Diapun mengungkapkan bahwa di wilayah Papua, termasuk daerah otonomi baru, masih ada sistem pemungutan suara menggunakan Noken.
“Hal ini harus kita hormati, karena bagian dari adat. Namun tetap harus sesuai dengan peraturan yang ada (PKPU harus diterbitkan) sebagai payung hukum,” ucapnya.
Dalam Pemilu 2024 mendatang, ia menyampaikan, bakal calon akan bertarung dengan kepentingannya masing-masing.
“Untuk itu, saya selaku tokoh adat berharap masyarakat sebagai pemilih harus jeli melihat siapa bakal calon yang akan dipilihnya. Tentu etika dan moral harus dijaga, serta harus bisa mengendalikan diri. Jangan sampai masyarakat yang dikorbankan dari kepentingan-kepentingan tersebut,” tegas George.

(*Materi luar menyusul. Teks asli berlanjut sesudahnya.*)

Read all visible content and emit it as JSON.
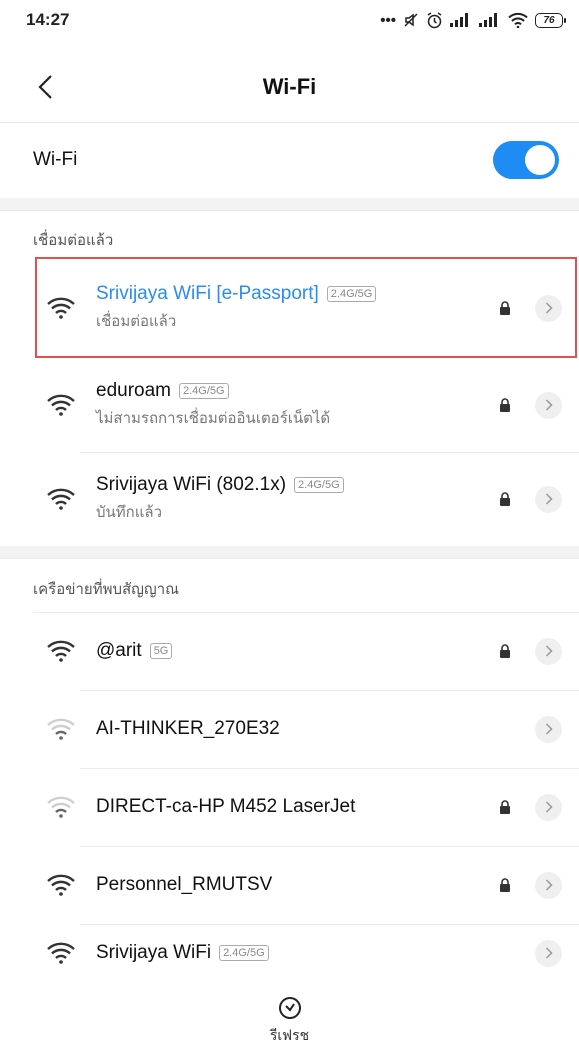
{
  "status_bar": {
    "time": "14:27",
    "battery": "76"
  },
  "header": {
    "title": "Wi-Fi"
  },
  "wifi_toggle": {
    "label": "Wi-Fi",
    "on": true
  },
  "sections": {
    "connected_title": "เชื่อมต่อแล้ว",
    "available_title": "เครือข่ายที่พบสัญญาณ"
  },
  "saved_networks": [
    {
      "name": "Srivijaya WiFi [e-Passport]",
      "badge": "2.4G/5G",
      "status": "เชื่อมต่อแล้ว",
      "locked": true,
      "connected": true,
      "signal": "strong"
    },
    {
      "name": "eduroam",
      "badge": "2.4G/5G",
      "status": "ไม่สามรถการเชื่อมต่ออินเตอร์เน็ตได้",
      "locked": true,
      "connected": false,
      "signal": "strong"
    },
    {
      "name": "Srivijaya WiFi (802.1x)",
      "badge": "2.4G/5G",
      "status": "บันทึกแล้ว",
      "locked": true,
      "connected": false,
      "signal": "strong"
    }
  ],
  "available_networks": [
    {
      "name": "@arit",
      "badge": "5G",
      "locked": true,
      "signal": "strong"
    },
    {
      "name": "AI-THINKER_270E32",
      "badge": "",
      "locked": false,
      "signal": "weak"
    },
    {
      "name": "DIRECT-ca-HP M452 LaserJet",
      "badge": "",
      "locked": true,
      "signal": "weak"
    },
    {
      "name": "Personnel_RMUTSV",
      "badge": "",
      "locked": true,
      "signal": "strong"
    },
    {
      "name": "Srivijaya WiFi",
      "badge": "2.4G/5G",
      "locked": false,
      "signal": "strong"
    }
  ],
  "bottom_bar": {
    "refresh_label": "รีเฟรช"
  },
  "colors": {
    "accent": "#2a8cf0",
    "switch_on": "#1e8cf2",
    "highlight": "#e05050"
  },
  "icons": {
    "back": "chevron-left-icon",
    "wifi": "wifi-icon",
    "lock": "lock-icon",
    "detail": "chevron-right-icon",
    "refresh": "refresh-icon"
  }
}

Selain itu, terkait perekrutan MRP sampai saat ini masih menunggu keputusan pemerintah pusat dalam hal ini Mendagri.

Untuk perkembangan perekrutan MRP, George mengaku mengetahuinya lantaran semua berkas penetapannya telah di serahkan ke Kemendagri RI.

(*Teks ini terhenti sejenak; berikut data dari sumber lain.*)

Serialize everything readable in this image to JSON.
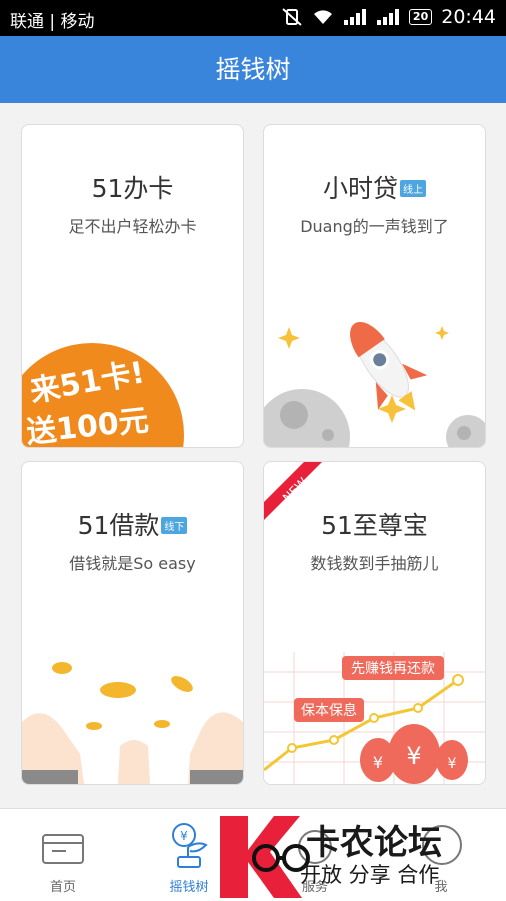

“Sehingga saya berharap kepada masyarakat adat di Port Numbay agar tetap turut menjaga keamanan bersama agar tercipta situasi kamtibmas,” kata George yang juga Ketua Lembaga Masyarakat Adat Port Numbay.
Di tempat terpisah, Pdt Jones Wenda selaku Sekretaris Umum Sinode Kingmi di Tanah Papua meminta kepada semua pihak untuk berkomitmen bersama menjaga situasi Kamtibmas tetap kondusif di Papua.
“Kepada seluruh masyarakat Papua, dalam tahapan pemilu yang telah berjalan saat ini dan sebagai tokoh agama Papua, saya berpesan kepada seluruh masyarakat, bahwa pemilu harus berjalan dengan baik, aman dan tertib,” pesan Jones Wenda.
Selain itu, pihaknya juga meminta para tokoh politik, baik Pemilu Legislatif dan Pemilu Presiden, untuk tidak menggunakan politik negatif yang malah akan memperkeruh suasana kedamaian di Papua.
“Kepada seluruh masyarakat Papua, jangan terpengaruh dengan isu-isu dari pihak-pihak atau oknum-oknum yang tidak bertanggung jawab. Karena dapat mengorbankan masyarakat Papua,” ujarnya.
“Kami dari tokoh agama juga perlu sampaikan kepada masyarakat, seluruh hamba-hamba Tuhan, khususnya pendeta, kita tidak usah terlibat dari politik negatif,” kata Jones.